他如今几乎与白砚琮寸步不离,前段日子白砚琮才又饮了他的血,整个人都被打上了自己的标记,所以赵嵘玖原本很放心,觉得不会再有什么不长眼的污秽之物敢靠近白砚琮。
可他没想到,不过是去熬了一碗药的功夫,这人就在自己眼皮子底下出了事,而他竟然一无所觉。
思及此处,赵嵘玖更觉心头火起,呼吸也微微加重了几分。
他也知道白砚琮与他一样是成年人,且自有自己的一套行事方法,两人之间也谈不上谁依仗谁。
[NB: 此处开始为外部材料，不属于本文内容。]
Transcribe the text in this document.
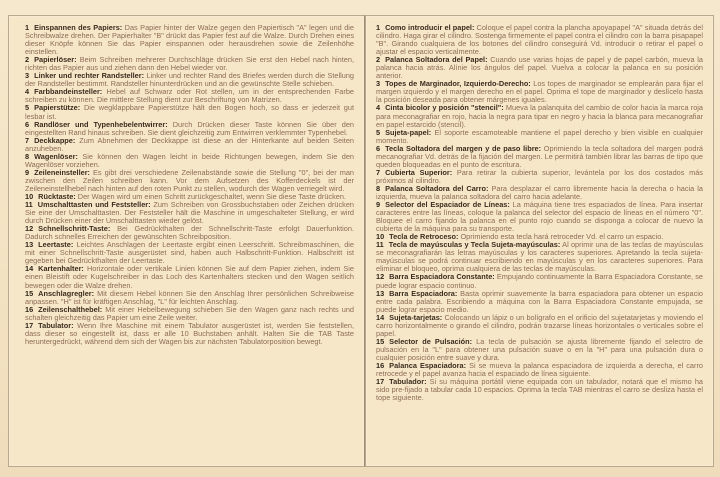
1 Einspannen des Papiers: Das Papier hinter der Walze gegen den Papiertisch "A" legen und die Schreibwalze drehen. Der Papierhalter "B" drückt das Papier fest auf die Walze. Durch Drehen eines dieser Knöpfe können Sie das Papier einspannen oder herausdrehen sowie die Zeilenhöhe einstellen.

2 Papierlöser: Beim Schreiben mehrerer Durchschläge drücken Sie erst den Hebel nach hinten, richten das Papier aus und ziehen dann den Hebel wieder vor.

3 Linker und rechter Randsteller: Linker und rechter Rand des Briefes werden durch die Stellung der Randsteller bestimmt. Randsteller hinunterdrücken und an die gewünschte Stelle schieben.

4 Farbbandeinsteller: Hebel auf Schwarz oder Rot stellen, um in der entsprechenden Farbe schreiben zu können. Die mittlere Stellung dient zur Beschriftung von Matrizen.

5 Papierstütze: Die wegklappbare Papierstütze hält den Bogen hoch, so dass er jederzeit gut lesbar ist.

6 Randlöser und Typenhebelentwirrer: Durch Drücken dieser Taste können Sie über den eingestellten Rand hinaus schreiben. Sie dient gleichzeitig zum Entwirren verklemmter Typenhebel.

7 Deckkappe: Zum Abnehmen der Deckkappe ist diese an der Hinterkante auf beiden Seiten anzuheben.

8 Wagenlöser: Sie können den Wagen leicht in beide Richtungen bewegen, indem Sie den Wagenlöser vorziehen.

9 Zeileneinsteller: Es gibt drei verschiedene Zeilenabstände sowie die Stellung "0", bei der man zwischen den Zeilen schreiben kann. Vor dem Aufsetzen des Kofferdeckels ist der Zeileneinstellhebel nach hinten auf den roten Punkt zu stellen, wodurch der Wagen verriegelt wird.

10 Rücktaste: Der Wagen wird um einen Schritt zurückgeschaltet, wenn Sie diese Taste drücken.

11 Umschalttasten und Feststeller: Zum Schreiben von Grossbuchstaben oder Zeichen drücken Sie eine der Umschalttasten. Der Feststeller hält die Maschine in umgeschalteter Stellung, er wird durch Drücken einer der Umschalttasten wieder gelöst.

12 Schnellschritt-Taste: Bei Gedrückthalten der Schnellschritt-Taste erfolgt Dauerfunktion. Dadurch schnelles Erreichen der gewünschten Schreibposition.

13 Leertaste: Leichtes Anschlagen der Leertaste ergibt einen Leerschritt. Schreibmaschinen, die mit einer Schnellschritt-Taste ausgerüstet sind, haben auch Halbschritt-Funktion. Halbschritt ist gegeben bei Gedrückthalten der Leertaste.

14 Kartenhalter: Horizontale oder vertikale Linien können Sie auf dem Papier ziehen, indem Sie einen Bleistift oder Kugelschreiber in das Loch des Kartenhalters stecken und den Wagen seitlich bewegen oder die Walze drehen.

15 Anschlagregler: Mit diesem Hebel können Sie den Anschlag Ihrer persönlichen Schreibweise anpassen. "H" ist für kräftigen Anschlag, "L" für leichten Anschlag.

16 Zeilenschalthebel: Mit einer Hebelbewegung schieben Sie den Wagen ganz nach rechts und schalten gleichzeitig das Papier um eine Zeile weiter.

17 Tabulator: Wenn Ihre Maschine mit einem Tabulator ausgerüstet ist, werden Sie feststellen, dass dieser so eingestellt ist, dass er alle 10 Buchstaben anhält. Halten Sie die TAB Taste heruntergedrückt, während dem sich der Wagen bis zur nächsten Tabulatorposition bewegt.

1 Como introducir el papel: Coloque el papel contra la plancha apoyapapel "A" situada detrás del cilindro. Haga girar el cilindro. Sostenga firmemente el papel contra el cilindro con la barra pisapapel "B". Girando cualquiera de los botones del cilindro conseguirá Vd. introducir o retirar el papel o ajustar el espacio verticalmente.

2 Palanca Soltadora del Papel: Cuando use varias hojas de papel y de papel carbón, mueva la palanca hacia atrás. Alínie los ángulos del papel. Vuelva a colocar la palanca en su posición anterior.

3 Topes de Marginador, Izquierdo-Derecho: Los topes de marginador se emplearán para fijar el margen izquierdo y el margen derecho en el papel. Oprima el tope de marginador y deslícelo hasta la posición deseada para obtener márgenes iguales.

4 Cinta bicolor y posición "stencil": Mueva la palanquita del cambio de color hacia la marca roja para meconagrafiar en rojo, hacia la negra para tipar en negro y hacia la blanca para mecanografiar en papel estarcido (stencil).

5 Sujeta-papel: El soporte escamoteable mantiene el papel derecho y bien visible en cualquier momento.

6 Tecla Soltadora del margen y de paso libre: Oprimiendo la tecla soltadora del margen podrá mecanografiar Vd. detrás de la fijación del margen. Le permitirá también librar las barras de tipo que queden bloqueadas en el punto de escritura.

7 Cubierta Superior: Para retirar la cubierta superior, levántela por los dos costados más próximos al cilindro.

8 Palanca Soltadora del Carro: Para desplazar el carro libremente hacia la derecha o hacia la izquierda, mueva la palanca soltadora del carro hacia adelante.

9 Selector del Espaciador de Líneas: La máquina tiene tres espaciados de línea. Para insertar caracteres entre las líneas, coloque la palanca del selector del espacio de líneas en el número "0". Bloquee el carro fijando la palanca en el punto rojo cuando se disponga a colocar de nuevo la cubierta de la máquina para su transporte.

10 Tecla de Retroceso: Oprimiendo esta tecla hará retroceder Vd. el carro un espacio.

11 Tecla de mayúsculas y Tecla Sujeta-mayúsculas: Al oprimir una de las teclas de mayúsculas se meconagrafiarán las letras mayúsculas y los caracteres superiores. Apretando la tecla sujeta-mayúsculas se podrá continuar escribiendo en mayúsculas y en los caracteres superiores. Para eliminar el bloqueo, oprima cualquiera de las teclas de mayúsculas.

12 Barra Espaciadora Constante: Empujando continuamente la Barra Espaciadora Constante, se puede lograr espacio continuo.

13 Barra Espaciadora: Basta oprimir suavemente la barra espaciadora para obtener un espacio entre cada palabra. Escribiendo a máquina con la Barra Espaciadora Constante empujada, se puede lograr espacio medio.

14 Sujeta-tarjetas: Colocando un lápiz o un bolígrafo en el orificio del sujetatarjetas y moviendo el carro horizontalmente o girando el cilindro, podrán trazarse líneas horizontales o verticales sobre el papel.

15 Selector de Pulsación: La tecla de pulsación se ajusta libremente fijando el selectro de pulsación en la "L" para obtener una pulsación suave o en la "H" para una pulsación dura o cualquier posición entre suave y dura.

16 Palanca Espaciadora: Si se mueva la palanca espaciadora de izquierda a derecha, el carro retrocede y el papel avanza hacia el espaciado de línea siguiente.

17 Tabulador: Si su máquina portátil viene equipada con un tabulador, notará que el mismo ha sido pre-fijado a tabular cada 10 espacios. Oprima la tecla TAB mientras el carro se desliza hasta el tope siguiente.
可这种想护对方周全,替对方处处思虑的心情却绝不会因此而减少半分。
相反,正是因为他太知道白砚琮,才更生出了这样的心思,希望那位外人眼中成熟可靠的白三爷,在自己面前永远是个行事恣意到稚气的白先生。
……若是白砚琮知道自己说的那些要亲要抱的暧昧词句,在赵嵘玖看来都是带着孩子气的举动,只怕会好好敲一敲这位山河师的脑袋,教教他什么叫——做——成年人之间的爱情。
赵嵘玖疾步走向白砚琮的办公桌,冷着的脸色也慢慢回暖,他将手中的药盏小心地放在桌边,又抬手轻轻往空无一人的轮椅上一碰——
先是被他指尖触碰到的柔软发梢,继而是白皙的脸颊,优美如天鹅的颈项……
白砚琮竟然就这么随着他的掌心抚摸,一点点地出现在了屋子里。
他趴在办公桌上,脸颊大半都掩在臂弯中,双目紧闭,似乎正在沉睡。
但赵嵘玖知道,他绝非是睡着了,而且被拘了一魂一魄。
若换了个人遇上这样的事情,赵嵘玖立刻就能把对方的魂魄带回来,不过是个施咒画符的事而已,但这样做,被带回魂魄的人却免不了有些后遗症,倒也不算特别严重,不过是头晕脑胀,短暂地遗忘前事罢了,多服几剂药就能好。